What would your advise be on how to implement such a query? Can I combine this in a single query? Are there any handy MySQL utilities that can deal with offsets and such?
PS: I prefer not to create an extra "rank" column, since that would make managing deletions difficult. Also, using the autoincrement id seems risky, I might change it for a GUID later on. Finally, I'm of course looking for a query that performs and scales.
I know I ask for a lot, but it seems simpler than it is?
The query could look like the following.
With a UserID+image_id index (and possibly additional fields for covering purposes), this should perform relatively well.
SELECT field1, field2, whatever
FROM myTable
WHERE UserID = some_id
-- AND image_id > id_of_the_previously_first_image
ORDER BY image_id
LIMIT 7;
To help with scaling, you should consider using a bigger LIMIT value and cache accordingly.
Edit (answering remarks/questions):
The combined index...
is made of several fields, specifically
CREATE [UNIQUE] INDEX UserId_Image_id_idx
ON myTable (UserId, image_ida [, field1 ...] )
Note that optional elements of this query are in brackets ([]). I would assume the UNIQUE constraint would be a good thing. The additional "covering" fields (field1,...) maybe beneficiary, but would depend on the "width" of such additional fields as well as on the overall setup and usage patterns (since [large] indexes slow down INSERTs/UPDATEs/DELETEs, one may wish to limit the number and size of such indexes etc.)
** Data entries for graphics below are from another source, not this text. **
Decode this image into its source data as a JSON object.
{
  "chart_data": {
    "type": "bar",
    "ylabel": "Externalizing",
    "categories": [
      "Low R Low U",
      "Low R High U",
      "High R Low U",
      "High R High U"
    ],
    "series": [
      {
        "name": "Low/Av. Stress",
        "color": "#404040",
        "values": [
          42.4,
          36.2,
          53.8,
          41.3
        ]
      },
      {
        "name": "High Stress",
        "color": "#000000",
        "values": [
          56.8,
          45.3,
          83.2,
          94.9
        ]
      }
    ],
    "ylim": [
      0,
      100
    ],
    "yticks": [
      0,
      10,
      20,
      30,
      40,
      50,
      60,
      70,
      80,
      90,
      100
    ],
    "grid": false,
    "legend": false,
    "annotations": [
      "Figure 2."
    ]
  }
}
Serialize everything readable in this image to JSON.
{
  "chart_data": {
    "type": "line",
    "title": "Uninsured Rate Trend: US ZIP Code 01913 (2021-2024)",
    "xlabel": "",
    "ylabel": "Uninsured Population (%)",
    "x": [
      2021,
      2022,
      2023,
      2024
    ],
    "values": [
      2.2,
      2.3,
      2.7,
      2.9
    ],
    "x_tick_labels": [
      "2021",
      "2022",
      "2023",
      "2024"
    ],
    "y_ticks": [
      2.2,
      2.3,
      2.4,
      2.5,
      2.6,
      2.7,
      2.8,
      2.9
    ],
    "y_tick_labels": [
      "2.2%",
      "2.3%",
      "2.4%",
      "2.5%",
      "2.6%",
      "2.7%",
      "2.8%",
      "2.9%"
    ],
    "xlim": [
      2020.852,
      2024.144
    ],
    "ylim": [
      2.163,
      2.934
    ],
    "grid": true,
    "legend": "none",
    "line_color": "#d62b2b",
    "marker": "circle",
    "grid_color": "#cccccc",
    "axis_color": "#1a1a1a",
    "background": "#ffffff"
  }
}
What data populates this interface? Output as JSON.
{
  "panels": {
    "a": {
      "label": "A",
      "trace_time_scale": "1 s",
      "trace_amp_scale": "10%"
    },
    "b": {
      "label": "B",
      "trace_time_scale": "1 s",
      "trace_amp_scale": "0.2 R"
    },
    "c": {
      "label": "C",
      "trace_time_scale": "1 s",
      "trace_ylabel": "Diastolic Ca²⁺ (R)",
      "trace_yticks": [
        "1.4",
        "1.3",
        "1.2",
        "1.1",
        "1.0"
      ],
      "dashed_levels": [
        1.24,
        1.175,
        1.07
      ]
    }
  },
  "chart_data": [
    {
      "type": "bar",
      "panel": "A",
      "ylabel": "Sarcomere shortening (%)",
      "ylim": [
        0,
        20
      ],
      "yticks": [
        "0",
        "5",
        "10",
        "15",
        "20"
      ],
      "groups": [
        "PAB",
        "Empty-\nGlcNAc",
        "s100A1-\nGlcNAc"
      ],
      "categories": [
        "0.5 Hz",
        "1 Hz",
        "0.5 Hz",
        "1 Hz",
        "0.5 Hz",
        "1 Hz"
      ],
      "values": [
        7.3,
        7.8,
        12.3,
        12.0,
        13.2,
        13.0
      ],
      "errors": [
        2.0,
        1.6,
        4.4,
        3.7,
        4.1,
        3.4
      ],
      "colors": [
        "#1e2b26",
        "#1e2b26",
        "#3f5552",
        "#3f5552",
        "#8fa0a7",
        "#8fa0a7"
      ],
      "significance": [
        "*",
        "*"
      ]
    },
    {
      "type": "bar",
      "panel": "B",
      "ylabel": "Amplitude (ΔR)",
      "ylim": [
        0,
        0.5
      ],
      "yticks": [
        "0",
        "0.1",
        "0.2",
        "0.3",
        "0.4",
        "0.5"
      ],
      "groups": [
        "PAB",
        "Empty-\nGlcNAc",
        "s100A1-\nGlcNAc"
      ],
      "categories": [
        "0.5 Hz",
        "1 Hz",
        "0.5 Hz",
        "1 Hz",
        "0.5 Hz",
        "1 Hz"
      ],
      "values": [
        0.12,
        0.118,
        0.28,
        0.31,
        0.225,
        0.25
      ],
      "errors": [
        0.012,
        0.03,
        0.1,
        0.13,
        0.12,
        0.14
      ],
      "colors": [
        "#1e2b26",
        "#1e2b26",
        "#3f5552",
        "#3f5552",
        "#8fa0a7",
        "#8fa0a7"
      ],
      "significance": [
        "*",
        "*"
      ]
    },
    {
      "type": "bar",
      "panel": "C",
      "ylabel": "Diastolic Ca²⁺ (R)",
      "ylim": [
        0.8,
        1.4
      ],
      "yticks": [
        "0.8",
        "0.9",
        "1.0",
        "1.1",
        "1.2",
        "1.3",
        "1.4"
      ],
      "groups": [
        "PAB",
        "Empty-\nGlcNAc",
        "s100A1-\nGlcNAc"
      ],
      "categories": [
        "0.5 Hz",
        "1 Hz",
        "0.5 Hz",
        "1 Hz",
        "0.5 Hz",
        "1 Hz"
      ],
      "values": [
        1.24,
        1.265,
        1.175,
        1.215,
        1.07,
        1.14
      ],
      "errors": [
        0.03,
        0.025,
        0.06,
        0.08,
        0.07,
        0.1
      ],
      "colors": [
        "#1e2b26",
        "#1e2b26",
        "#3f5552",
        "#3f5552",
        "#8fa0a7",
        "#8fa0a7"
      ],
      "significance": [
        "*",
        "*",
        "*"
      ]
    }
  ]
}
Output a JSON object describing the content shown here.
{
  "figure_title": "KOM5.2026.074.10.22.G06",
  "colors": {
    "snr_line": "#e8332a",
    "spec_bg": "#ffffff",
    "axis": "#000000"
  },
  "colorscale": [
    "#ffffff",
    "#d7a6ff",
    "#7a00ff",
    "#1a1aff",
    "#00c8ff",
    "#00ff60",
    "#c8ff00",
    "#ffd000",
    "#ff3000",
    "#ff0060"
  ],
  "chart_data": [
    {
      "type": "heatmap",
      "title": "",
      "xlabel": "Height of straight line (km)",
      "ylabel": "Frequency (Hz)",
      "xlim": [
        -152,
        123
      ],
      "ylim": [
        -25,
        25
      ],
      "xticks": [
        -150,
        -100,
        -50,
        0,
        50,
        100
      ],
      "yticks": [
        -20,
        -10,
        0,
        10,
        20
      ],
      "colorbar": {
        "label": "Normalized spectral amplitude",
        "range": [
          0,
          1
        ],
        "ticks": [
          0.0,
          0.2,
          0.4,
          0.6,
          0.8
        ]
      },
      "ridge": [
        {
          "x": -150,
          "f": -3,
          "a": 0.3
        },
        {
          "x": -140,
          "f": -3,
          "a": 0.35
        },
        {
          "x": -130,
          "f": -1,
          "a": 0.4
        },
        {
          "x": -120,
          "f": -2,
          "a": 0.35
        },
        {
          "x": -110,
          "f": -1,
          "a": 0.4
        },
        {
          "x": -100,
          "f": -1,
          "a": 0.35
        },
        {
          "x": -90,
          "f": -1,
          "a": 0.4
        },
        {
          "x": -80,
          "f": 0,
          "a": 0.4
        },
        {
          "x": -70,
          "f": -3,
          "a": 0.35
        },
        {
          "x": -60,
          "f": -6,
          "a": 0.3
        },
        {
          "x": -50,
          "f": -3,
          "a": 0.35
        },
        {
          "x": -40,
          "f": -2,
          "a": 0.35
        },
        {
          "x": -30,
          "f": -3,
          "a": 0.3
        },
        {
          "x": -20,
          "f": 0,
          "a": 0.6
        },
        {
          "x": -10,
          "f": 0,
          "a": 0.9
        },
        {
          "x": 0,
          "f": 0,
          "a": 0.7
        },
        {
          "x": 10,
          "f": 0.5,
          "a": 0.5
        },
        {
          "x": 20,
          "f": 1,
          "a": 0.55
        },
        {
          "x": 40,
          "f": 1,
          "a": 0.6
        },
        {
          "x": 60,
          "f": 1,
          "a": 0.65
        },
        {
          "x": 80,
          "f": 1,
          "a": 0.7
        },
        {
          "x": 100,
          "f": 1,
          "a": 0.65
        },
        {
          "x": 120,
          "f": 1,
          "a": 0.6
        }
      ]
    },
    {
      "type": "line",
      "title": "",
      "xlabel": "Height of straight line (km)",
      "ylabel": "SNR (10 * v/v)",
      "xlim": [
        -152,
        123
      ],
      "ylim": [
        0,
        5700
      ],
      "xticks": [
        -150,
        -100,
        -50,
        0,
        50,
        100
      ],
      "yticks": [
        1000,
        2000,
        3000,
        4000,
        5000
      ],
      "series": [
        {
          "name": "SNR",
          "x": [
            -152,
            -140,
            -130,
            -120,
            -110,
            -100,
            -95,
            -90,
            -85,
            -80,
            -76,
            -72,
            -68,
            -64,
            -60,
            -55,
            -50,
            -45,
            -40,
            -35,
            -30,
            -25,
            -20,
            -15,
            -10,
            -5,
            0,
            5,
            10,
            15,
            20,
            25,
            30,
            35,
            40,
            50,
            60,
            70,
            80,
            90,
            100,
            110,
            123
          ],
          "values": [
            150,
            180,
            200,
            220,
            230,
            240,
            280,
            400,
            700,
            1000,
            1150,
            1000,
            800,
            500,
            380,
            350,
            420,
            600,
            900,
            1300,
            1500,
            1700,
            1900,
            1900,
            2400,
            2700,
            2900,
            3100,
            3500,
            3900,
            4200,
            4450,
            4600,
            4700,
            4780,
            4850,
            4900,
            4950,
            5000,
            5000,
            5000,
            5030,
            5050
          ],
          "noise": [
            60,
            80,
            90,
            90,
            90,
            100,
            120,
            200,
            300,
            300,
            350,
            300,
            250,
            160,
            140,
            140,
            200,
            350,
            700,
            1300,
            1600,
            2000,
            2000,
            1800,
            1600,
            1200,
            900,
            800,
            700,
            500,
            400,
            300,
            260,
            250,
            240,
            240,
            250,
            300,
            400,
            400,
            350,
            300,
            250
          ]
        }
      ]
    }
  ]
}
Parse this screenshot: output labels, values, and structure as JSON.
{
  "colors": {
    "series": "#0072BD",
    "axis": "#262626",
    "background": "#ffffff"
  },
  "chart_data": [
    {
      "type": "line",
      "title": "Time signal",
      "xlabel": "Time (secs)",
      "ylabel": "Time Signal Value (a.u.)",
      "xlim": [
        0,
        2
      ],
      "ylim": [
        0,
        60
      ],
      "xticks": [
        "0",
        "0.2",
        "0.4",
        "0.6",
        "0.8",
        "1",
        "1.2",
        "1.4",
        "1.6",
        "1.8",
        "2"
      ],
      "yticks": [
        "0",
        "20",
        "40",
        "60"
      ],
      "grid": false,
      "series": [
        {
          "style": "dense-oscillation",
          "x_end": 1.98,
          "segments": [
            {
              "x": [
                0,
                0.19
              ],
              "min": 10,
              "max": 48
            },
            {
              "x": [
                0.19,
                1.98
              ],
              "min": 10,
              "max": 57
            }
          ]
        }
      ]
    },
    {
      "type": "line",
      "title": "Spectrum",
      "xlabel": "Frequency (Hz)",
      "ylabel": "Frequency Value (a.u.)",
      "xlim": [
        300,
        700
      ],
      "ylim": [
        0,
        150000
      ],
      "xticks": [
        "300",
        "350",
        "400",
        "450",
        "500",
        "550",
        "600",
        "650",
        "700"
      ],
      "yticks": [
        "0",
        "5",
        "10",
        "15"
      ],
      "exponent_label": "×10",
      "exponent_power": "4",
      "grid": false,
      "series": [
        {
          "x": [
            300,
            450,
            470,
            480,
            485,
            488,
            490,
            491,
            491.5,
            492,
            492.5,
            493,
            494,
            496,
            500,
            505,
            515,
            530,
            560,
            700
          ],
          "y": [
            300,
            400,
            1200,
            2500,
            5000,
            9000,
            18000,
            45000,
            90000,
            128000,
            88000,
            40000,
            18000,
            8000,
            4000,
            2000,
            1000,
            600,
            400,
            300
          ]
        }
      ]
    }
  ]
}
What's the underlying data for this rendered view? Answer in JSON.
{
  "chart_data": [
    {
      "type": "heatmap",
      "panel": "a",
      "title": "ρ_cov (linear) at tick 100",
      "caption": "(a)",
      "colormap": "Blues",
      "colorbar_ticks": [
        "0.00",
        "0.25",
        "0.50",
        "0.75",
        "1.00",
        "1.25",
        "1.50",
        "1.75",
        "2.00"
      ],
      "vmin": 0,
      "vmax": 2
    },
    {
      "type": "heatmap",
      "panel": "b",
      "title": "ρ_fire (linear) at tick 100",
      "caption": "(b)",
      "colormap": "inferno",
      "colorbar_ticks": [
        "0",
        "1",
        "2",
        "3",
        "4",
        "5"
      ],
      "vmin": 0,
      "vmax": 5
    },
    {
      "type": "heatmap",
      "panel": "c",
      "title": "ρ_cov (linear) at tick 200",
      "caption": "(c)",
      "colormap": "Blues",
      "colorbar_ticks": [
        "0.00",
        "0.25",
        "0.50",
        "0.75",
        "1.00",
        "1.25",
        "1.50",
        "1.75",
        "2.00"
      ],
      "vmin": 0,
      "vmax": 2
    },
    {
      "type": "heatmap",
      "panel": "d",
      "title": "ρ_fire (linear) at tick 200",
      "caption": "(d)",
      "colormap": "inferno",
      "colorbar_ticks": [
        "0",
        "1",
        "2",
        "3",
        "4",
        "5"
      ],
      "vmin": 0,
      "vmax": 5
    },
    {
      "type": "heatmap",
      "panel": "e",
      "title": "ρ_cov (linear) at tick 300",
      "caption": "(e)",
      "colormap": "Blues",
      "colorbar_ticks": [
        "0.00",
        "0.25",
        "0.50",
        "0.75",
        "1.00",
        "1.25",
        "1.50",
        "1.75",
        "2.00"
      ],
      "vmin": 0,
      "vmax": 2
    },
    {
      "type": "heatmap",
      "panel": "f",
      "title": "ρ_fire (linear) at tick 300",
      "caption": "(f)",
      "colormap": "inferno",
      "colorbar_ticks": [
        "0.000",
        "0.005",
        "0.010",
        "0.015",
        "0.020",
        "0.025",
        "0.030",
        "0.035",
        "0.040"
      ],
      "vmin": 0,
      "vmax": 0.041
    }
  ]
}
Such an index data "type" is neither numeric nor string etc. It is simply made of the individual data types. For example if UserId is VARCHAR(10) and Image_id is INT, the resulting index would use these two types for the underlying search criteria, i.e.
... WHERE UserId = 'JohnDoe' AND image_id > 12389
in other words one needn't combine these criteria into a single key.
On image_id
when you say image_id, you mean the combined user/image id, right?
No, I mean only image_id. I'm assuming this field is a separate field in the table. The UserID is taken care of in the other predicate of the WHERE clause.
The original question write up indicates that this field is auto-generated, and I'm assuming we can rely on this field for sorting purposes. Alternatively we could rely on other fields such as the timestamp when the image was uploaded and such.
Also, an afterthought, whether ordered by a [monotonically increasing] Image_id or by the Timestamp_of_upload, we may want to use a DESC order, to show the latest "stuff" first.